Plus tard, elle enchaîne les rôles dans des comédies comme Parce que je l’ai dit (2007), Esprit de famille (2005) ou encore Book Club (2018), où elle rit avec une tendresse infinie du vieillissement et de la sexualité des femmes.
Au-delà du cinéma
Femme d’affaires accomplie, elle devient également éditrice, photographe, autrice de plusieurs ouvrages autobiographiques, amoureuse de l’architecture, décoratrice d’intérieur et mère de deux enfants adoptés seule. Son humour, sa pudeur, sa voix rauque et son rire communicatif faisaient d’elle une personnalité adorée du public.
Elle refusait les injonctions du star system : pas de mariage, pas de manières. Elle portait chapeaux, gilets et pantalons larges avec la grâce d’une star de l’âge d’or et l’âme d’une artiste libre. Elle n’était pas une image figée, mais un mouvement permanent.
Une pluie d’hommages
Dès l’annonce de son décès, le monde du cinéma a exprimé son immense chagrin.

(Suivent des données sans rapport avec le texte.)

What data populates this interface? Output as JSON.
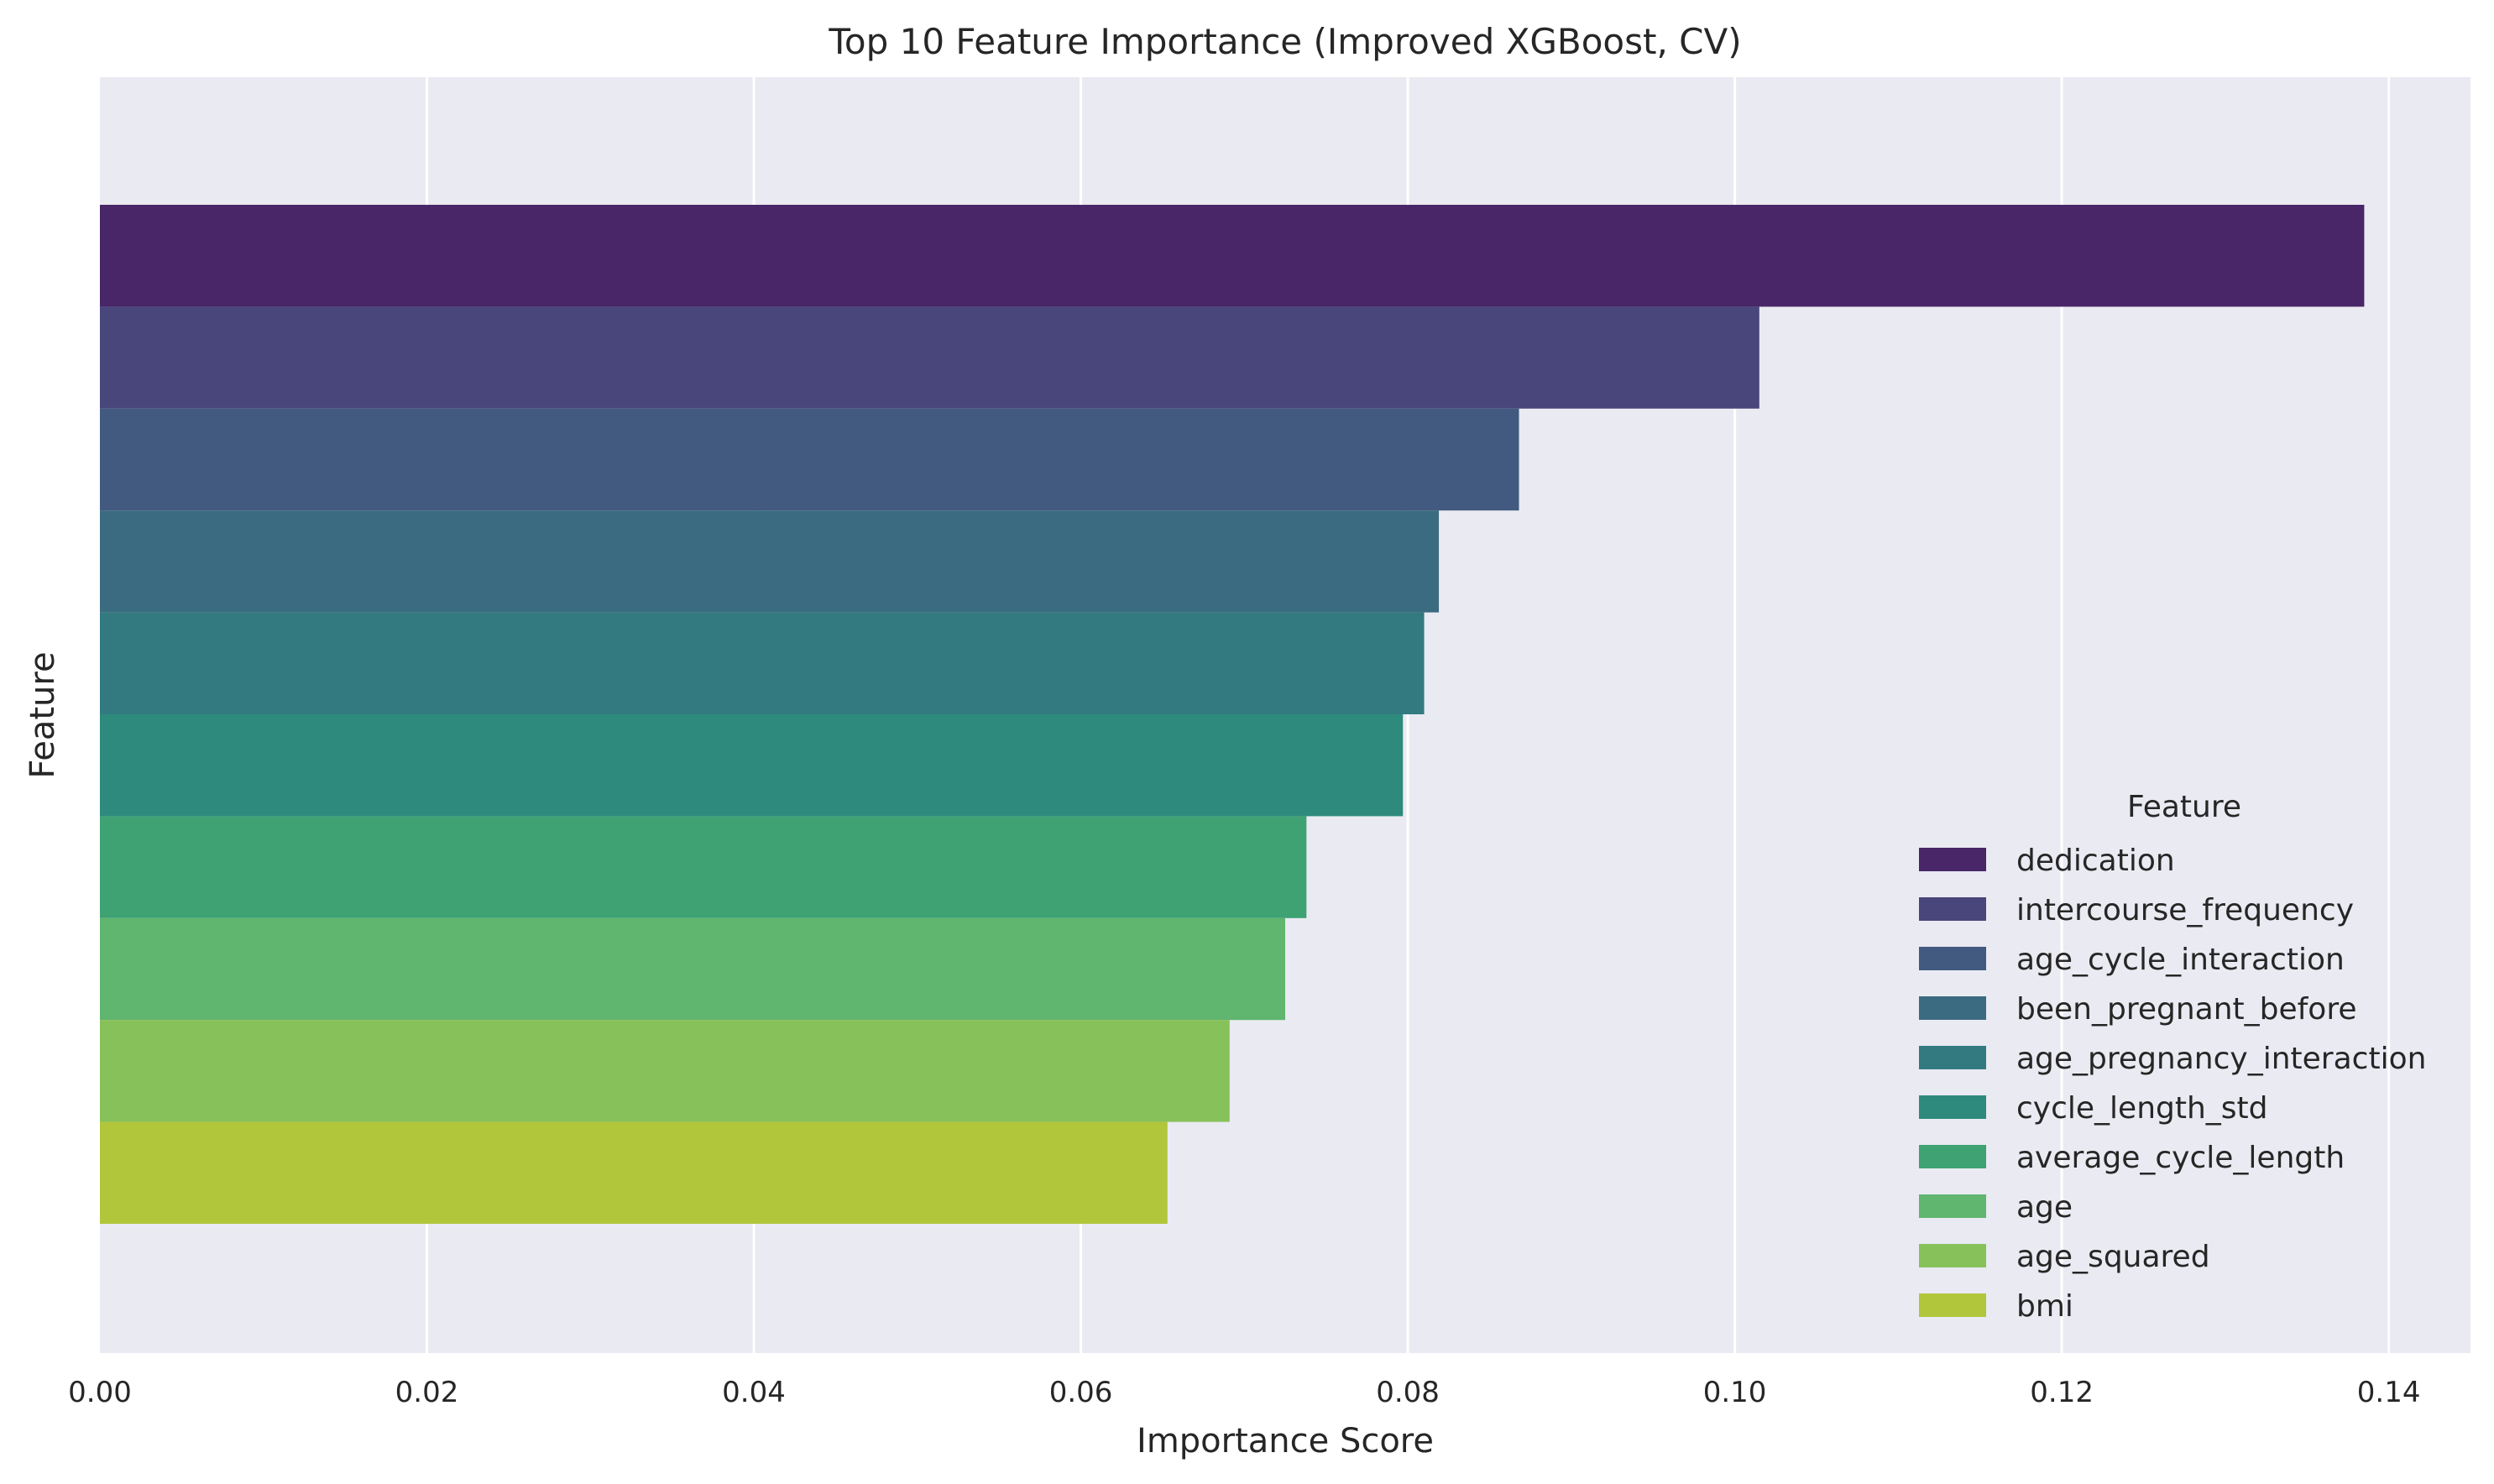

Jane Fonda l’a décrite comme « une étincelle de vie et de lumière ». Bette Midler a salué une femme « hilarante, totalement unique, dépourvue de duplicité ». Kimberly Williams-Paisley, Mandy Moore, Kate Hudson… toutes évoquent une collègue généreuse, une source d’inspiration, une femme inoubliable.
L’héritage d’une femme moderne
Diane Keaton a bouleversé les représentations des femmes au cinéma. Elle a incarné l’indépendance sans arrogance, la complexité sans artifice, l’intelligence sans froideur. Elle fut tour à tour intello new-yorkaise, mère débordée, amante désirable à 60 ans, célibataire heureuse et femme d’action.
Elle a brisé les tabous, déridé les clichés, redonné aux femmes un espace à l’écran. Et dans les regards de millions de spectateurs, elle a laissé l’image d’une femme libre, drôle, émouvante — éternelle.
« Il y aura toujours quelque chose de plus en toi », lui avait dit Francis Ford Coppola. Il avait raison.